APABILA di Jakarta saja jumlah orang miskin makin meningkat,
daerah-daerah lain yang sumber mata pencariannya tidak seluas Jakarta
akan menghadapi masalah serupa, bahkan mungkin lebih kompleks. Bisa
dipastikan, selain Supriono dan Mardiah, masih banyak warga yang
menghadapi kemiskinan dan sulitnya mencari pekerjaan untuk sekadar
memenuhi kebutuhan keluarga. Fakta ini menggugah kesadaran kolektif
kita, apa yang harus dilakukan agamawan untuk memerangi dan mengatasi
kemiskinan.

Harus diakui, meluasnya jumlah orang miskin secara implisit
mengabarkan gagalnya agamawan membangun etika sosial, etika yang
memberi perhatian kepada mereka yang lemah dan dilemahkan. Akibat
agama terlalu sering membincangkan soal etika privat, tak terelakkan
etika sosial cenderung diabaikan.

Buktinya, kemiskinan belum menjadi "kurikulum" dalam materi keagamaan.
Padahal, dalam sebuah pesan suci disebutkan, "kemiskinan adalah
pangkal kekufuran". Untuk itu, saatnya kita melakukan kritik atas
pelbagai macam keberagamaan yang hanya memonopoli ruang privat sebagai
komoditas.

Hampir setiap saat kita menonton tangisan, kepasrahan, dan ketundukan
di layar kaca. Pertanyaannya, tangisan itu untuk apa dan siapa?
Mungkinkah tangisan mereka untuk mengasah kepekaan atas orang-orang
miskin? Atau tangisan mereka adalah tangisan simbolik dan sekadar
hiburan sesaat?

Kritik seperti ini penting untuk membongkar praktik-praktik keagamaan
yang jauh dari konteks sosial masyarakat. Alih-alih ingin "menangisi
nasib masyarakat", kalangan agamawan sebagaimana dilihat oleh Olivier
Roy dalam Globalized Islam: The Search for a New Ummah telah melakukan
privatisasi agama.

Karena itu, modernisasi agama sebenarnya tidak selamanya ingin
mengetengahkan saripati dan pesan sosial sosial agama, tetapi justru
mengerdilkan hakikat agama, bahkan hanya menjadikan agama sebagai
komoditas ekonomi.

Karena itu, amat disayangkan bila pelbagai praktik ritual terjebak
dalam privatisasi agama. Agama tidak diposisikan dalam kerangka
menyelesaikan masalah kemiskinan, sebaliknya justru memapankan
kemiskinan. Sebab, dalam keberagamaan yang privat itu, agama dijadikan
komoditas belaka.

Persis seperti diungkapkan Ibnu Rushd, pendekatan retorik cenderung
dikedepankan oleh kalangan agamawan daripada pendekatan rasional bukan
untuk menyingkap pesan kemaslahatan sosial, tetapi untuk menyesuaikan
dengan konteks umat umumnya. Namun, untuk konteks sekarang, pendekatan
retorik mengalami pergeseran amat jauh, hanya digunakan sebagai
komoditas dan market.

DI sinilah refeleksi atas keberagamaan menjadi penting. Kisah Supriono
dan Mardiah harus dijadikan titik tolak untuk merancang bangun
keberagamaan yang dapat menyoroti dan menyelesaikan pelbagai problem
kemiskinan di masyarakat. Pengalaman Teologi Pembebasan dan Islam Kiri
yang berangkat dari tradisi agama-agama perlu diaktualisasikan kembali
agar agama menjadi keyakinan, cara pandang, dan sikap (baca: iman)
yang mampu mendongkrak kesadaran sosial. Kalangan agamawan harus
berpikir dan bekerja keras untuk mengembalikan agama ke ranah sosial.

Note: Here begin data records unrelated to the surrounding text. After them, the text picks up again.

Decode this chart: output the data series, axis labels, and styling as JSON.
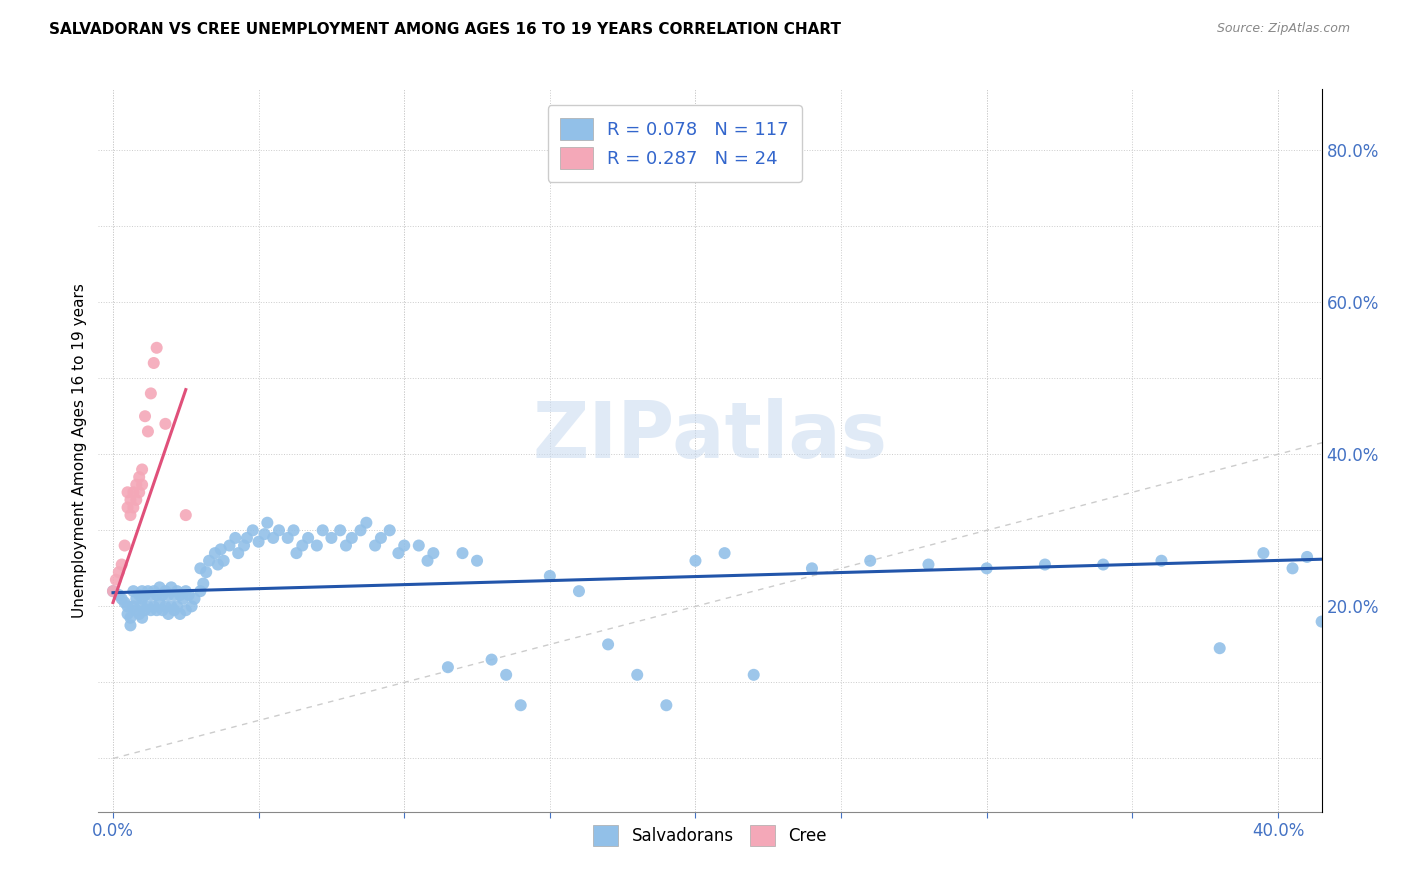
{
  "title": "SALVADORAN VS CREE UNEMPLOYMENT AMONG AGES 16 TO 19 YEARS CORRELATION CHART",
  "source": "Source: ZipAtlas.com",
  "ylabel": "Unemployment Among Ages 16 to 19 years",
  "xlim": [
    -0.005,
    0.415
  ],
  "ylim": [
    -0.07,
    0.88
  ],
  "salvadoran_color": "#92c0e8",
  "cree_color": "#f4a8b8",
  "trend_salvadoran_color": "#2255aa",
  "trend_cree_color": "#e0507a",
  "diagonal_color": "#cccccc",
  "R_salvadoran": 0.078,
  "N_salvadoran": 117,
  "R_cree": 0.287,
  "N_cree": 24,
  "legend_label_salvadoran": "Salvadorans",
  "legend_label_cree": "Cree",
  "watermark": "ZIPatlas",
  "salvadoran_x": [
    0.0,
    0.002,
    0.003,
    0.004,
    0.005,
    0.005,
    0.006,
    0.006,
    0.007,
    0.007,
    0.008,
    0.008,
    0.009,
    0.009,
    0.01,
    0.01,
    0.01,
    0.01,
    0.011,
    0.011,
    0.012,
    0.012,
    0.013,
    0.013,
    0.014,
    0.014,
    0.015,
    0.015,
    0.016,
    0.016,
    0.017,
    0.017,
    0.018,
    0.018,
    0.019,
    0.019,
    0.02,
    0.02,
    0.021,
    0.021,
    0.022,
    0.022,
    0.023,
    0.023,
    0.024,
    0.025,
    0.025,
    0.026,
    0.027,
    0.028,
    0.03,
    0.03,
    0.031,
    0.032,
    0.033,
    0.035,
    0.036,
    0.037,
    0.038,
    0.04,
    0.042,
    0.043,
    0.045,
    0.046,
    0.048,
    0.05,
    0.052,
    0.053,
    0.055,
    0.057,
    0.06,
    0.062,
    0.063,
    0.065,
    0.067,
    0.07,
    0.072,
    0.075,
    0.078,
    0.08,
    0.082,
    0.085,
    0.087,
    0.09,
    0.092,
    0.095,
    0.098,
    0.1,
    0.105,
    0.108,
    0.11,
    0.115,
    0.12,
    0.125,
    0.13,
    0.135,
    0.14,
    0.15,
    0.16,
    0.17,
    0.18,
    0.19,
    0.2,
    0.21,
    0.22,
    0.24,
    0.26,
    0.28,
    0.3,
    0.32,
    0.34,
    0.36,
    0.38,
    0.395,
    0.405,
    0.41,
    0.415
  ],
  "salvadoran_y": [
    0.22,
    0.215,
    0.21,
    0.205,
    0.2,
    0.19,
    0.185,
    0.175,
    0.22,
    0.2,
    0.21,
    0.195,
    0.215,
    0.19,
    0.22,
    0.21,
    0.2,
    0.185,
    0.215,
    0.195,
    0.22,
    0.2,
    0.215,
    0.195,
    0.22,
    0.2,
    0.215,
    0.195,
    0.225,
    0.205,
    0.215,
    0.195,
    0.22,
    0.2,
    0.215,
    0.19,
    0.225,
    0.2,
    0.215,
    0.195,
    0.22,
    0.2,
    0.215,
    0.19,
    0.21,
    0.22,
    0.195,
    0.215,
    0.2,
    0.21,
    0.25,
    0.22,
    0.23,
    0.245,
    0.26,
    0.27,
    0.255,
    0.275,
    0.26,
    0.28,
    0.29,
    0.27,
    0.28,
    0.29,
    0.3,
    0.285,
    0.295,
    0.31,
    0.29,
    0.3,
    0.29,
    0.3,
    0.27,
    0.28,
    0.29,
    0.28,
    0.3,
    0.29,
    0.3,
    0.28,
    0.29,
    0.3,
    0.31,
    0.28,
    0.29,
    0.3,
    0.27,
    0.28,
    0.28,
    0.26,
    0.27,
    0.12,
    0.27,
    0.26,
    0.13,
    0.11,
    0.07,
    0.24,
    0.22,
    0.15,
    0.11,
    0.07,
    0.26,
    0.27,
    0.11,
    0.25,
    0.26,
    0.255,
    0.25,
    0.255,
    0.255,
    0.26,
    0.145,
    0.27,
    0.25,
    0.265,
    0.18
  ],
  "cree_x": [
    0.0,
    0.001,
    0.002,
    0.003,
    0.004,
    0.005,
    0.005,
    0.006,
    0.006,
    0.007,
    0.007,
    0.008,
    0.008,
    0.009,
    0.009,
    0.01,
    0.01,
    0.011,
    0.012,
    0.013,
    0.014,
    0.015,
    0.018,
    0.025
  ],
  "cree_y": [
    0.22,
    0.235,
    0.245,
    0.255,
    0.28,
    0.35,
    0.33,
    0.34,
    0.32,
    0.35,
    0.33,
    0.36,
    0.34,
    0.37,
    0.35,
    0.38,
    0.36,
    0.45,
    0.43,
    0.48,
    0.52,
    0.54,
    0.44,
    0.32
  ],
  "trend_sal_x0": 0.0,
  "trend_sal_x1": 0.415,
  "trend_sal_y0": 0.218,
  "trend_sal_y1": 0.262,
  "trend_cree_x0": 0.0,
  "trend_cree_x1": 0.025,
  "trend_cree_y0": 0.205,
  "trend_cree_y1": 0.485
}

Untuk itu diperlukan beberapa hal mendasar. Pertama, perlunya
perangkat pemahaman keagamaan yang memberikan perhatian terhadap
problem masyarakat, utamanya kemiskinan. Peter L Berger (2005),
sosiolog agama dari Universitas Boston, menyajikan pandangan menarik
perihal pentingnya pluralisme yang mendorong terwujudnya prinsip
kesukarelaan (the voluntary principle). Pesan agama yang belum digali
secara maksimal adalah pesan kesukarelaan.

Belajar dari sejarah agama-agama, bahwa agama yang bisa bertahan dan
berkembang adalah agama yang mampu menerjemahkan ajaran kesukarelaan
dalam konteks sosial yang plural. Kesukarelaan adalah jantung
agama-agama. Sebaliknya, agama yang tidak mampu menerjemahkan
kesukarelaan akan menuai keterbelakangan dan keterpurukan.

Kedua, perlu langkah-langkah praksis dari kalangan agamawan untuk
memberi solusi atas umat yang berada dalam kemiskinan. Lembaga-lembaga
sosial yang bergerak di bidang bantuan kemanusiaan harus menjadi
prioritas utama.

Ihwal pengentasan kemiskinan bagi masyarakat sekitar pesantren, Masdar
F Mas'udi mempunyai usul menarik. Para ulama mempunyai database
orang-orang miskin (www.islamemansipatoris.com). Hakikatnya ulama
adalah pemimpin dan pelayan masyarakat. Karena itu, harus mengetahui
nasib masyarakat. Kemiskinan adalah fakta yang tidak bisa diabaikan
oleh siapa pun, termasuk ulama.

Ketiga, perlu sikap kritis kalangan agamawan atas pemerintah yang
bertanggung jawab dalam mengentaskan masyarakat dari kemiskinan. Ini
juga menjadi bagian langkah praksis, sekaligus dorongan moral agar
pemerintah bekerja semaksimal mungkin.

Merebaknya penyakit busung lapar, polio, dan lumpuh di pelbagai daerah
harus mendapat perhatian serius pemerintah. Dan kalangan agamawan bisa
memosisikan diri sebagai kelompok penekan dan pendorong agar
pemerintah menjadi pihak yang memberi kemaslahatan kepada publik.
Institusi keagamaan, ormas, pesantren, dan langgar harus mendorong
agar pemerintah bekerja semaksimal mungkin untuk mengentaskan
kemiskinan di bumi pertiwi ini.

Ihwal perhatian atas kemiskinan, Tuhan memberi peringatan keras. Siapa
pun yang mengabaikan orang-orang miskin dan menghardik anak yatim
adalah mereka yang sebenarnya mengkhianati dan melanggar norma agama.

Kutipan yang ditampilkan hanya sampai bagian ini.